As duas chegam ao palácio do duque no dia da audiência. Pórcia apresenta-se como um jovem advogado chamado Dr. Baltazar. Depois de quase duas horas tentando convencer Shylock a poupar a vida de Antônio, vendo que este encontra-se irredutível, e que não aceita o pagamento em dinheiro, mesmo que seja mil vezes mais do que fora emprestado, Pórcia (Dr. Baltazar), diz-lhe que se ao cortar uma libra da carne de Antônio, derramar uma gota de sangue, terá que pagar pela vida do rapaz. Como isso é impossível, corte sem sangue, apesar de extremamente contrariado, Shylock aceita o pagamento da dívida em dinheiro. Mas Pórcia movida pela habilidade que só as mulheres têm, informa ao duque que Shylock não deverá receber um centavo, pois atentara contra a vida de um homem. Shylock é condenado a pagar ao Estado metade de sua fortuna, a outra metade teria que dar a Antônio. No final é acordado, que se Shylock doasse imediatamente, metade de sua fortuna à filha, deserdada por ter se casado com um jovem de nome Lorenzo, a quem Shylock detestava, a sua vida seria poupada. O agiota aceita e parte desiludido.

No final da audiência, o duque parabeniza o jovem advogado pela brilhante atuação no tribunal, e convida-o para um suntuoso banquete de comemoração. Dr. Baltazar pede mil desculpas, mas recusa o convite.
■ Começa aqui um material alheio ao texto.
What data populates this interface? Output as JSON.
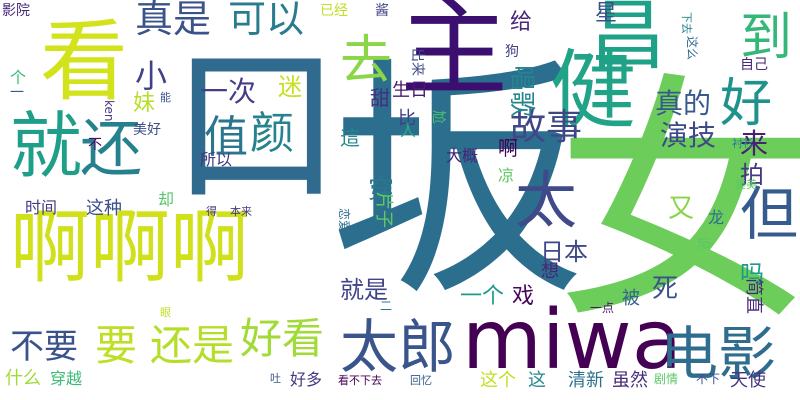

Pórcia tinha medo que se ficasse mais tempo em Veneza, passando-se por um rapaz, acabaria desmascarada. Ao partir para Belmonte, no intuito de pregar uma peça no marido, Pórcia exige como pagamento, o anel que o jovem trazia no dedo. Bassânio explica-lhe que o anel era um presente de sua esposa, e que esta ficaria muito aborrecida de vê-lo chegar me casa sem ele. Mas, mediante a insistência do jovem advogado, Bassânio entrega-lhe o anel, e Graciano faz o mesmo, presenteando ao escrevente (Nerissa) o seu. Longe dali, as moças riem-se da peça que pregaram nos esposos, que chegariam em casa sem os anéis.

Em Belmonte, Antônio passa a viver na residência de Bassânio e Pórcia. Depois de alguns dias, Nerissa pergunta ao marido o que fizera de seu anel, Pórcia faz o mesmo com Bassânio, perguntando-lhe onde estava o anel que lhe dera, e vendo-os exauridos de tanta explicação, ambas revelam que Dr. Baltazar e seu escrevente, eram na verdade as damas ali presentes. Todos abraçam-se, e Antônio agradece a Pórcia, por lhe ter salvo a vida. E naquele instante, como por milagre, Antônio fica sabendo que não só os navios chegaram ao porto, como todas as suas mercadorias também. Tudo estava resolvido.

Aquele palácio nunca vivera dias tão felizes. E certamente, os que viriam, seriam banhados de sol.

Quando terminamos a leitura, a platéia estava com os olhos rasos d’água. Todos entenderam que o mais importante na vida é ser solidário. Ali estava o valor da amizade. Ali o amor falou mais alto.

“O Mercador de Veneza” chegara ao fim. Todavia deixou-nos a todos tão felizes, que mudou a vida daquela comunidade e a nossa.

A caridade é assim: quanto mais se doa, mais recebe. Por isso não me recordo, de um só dia, que não tenha sido feliz.

Agora olho para o céu, e vejo que estou cumprindo, a minha missão.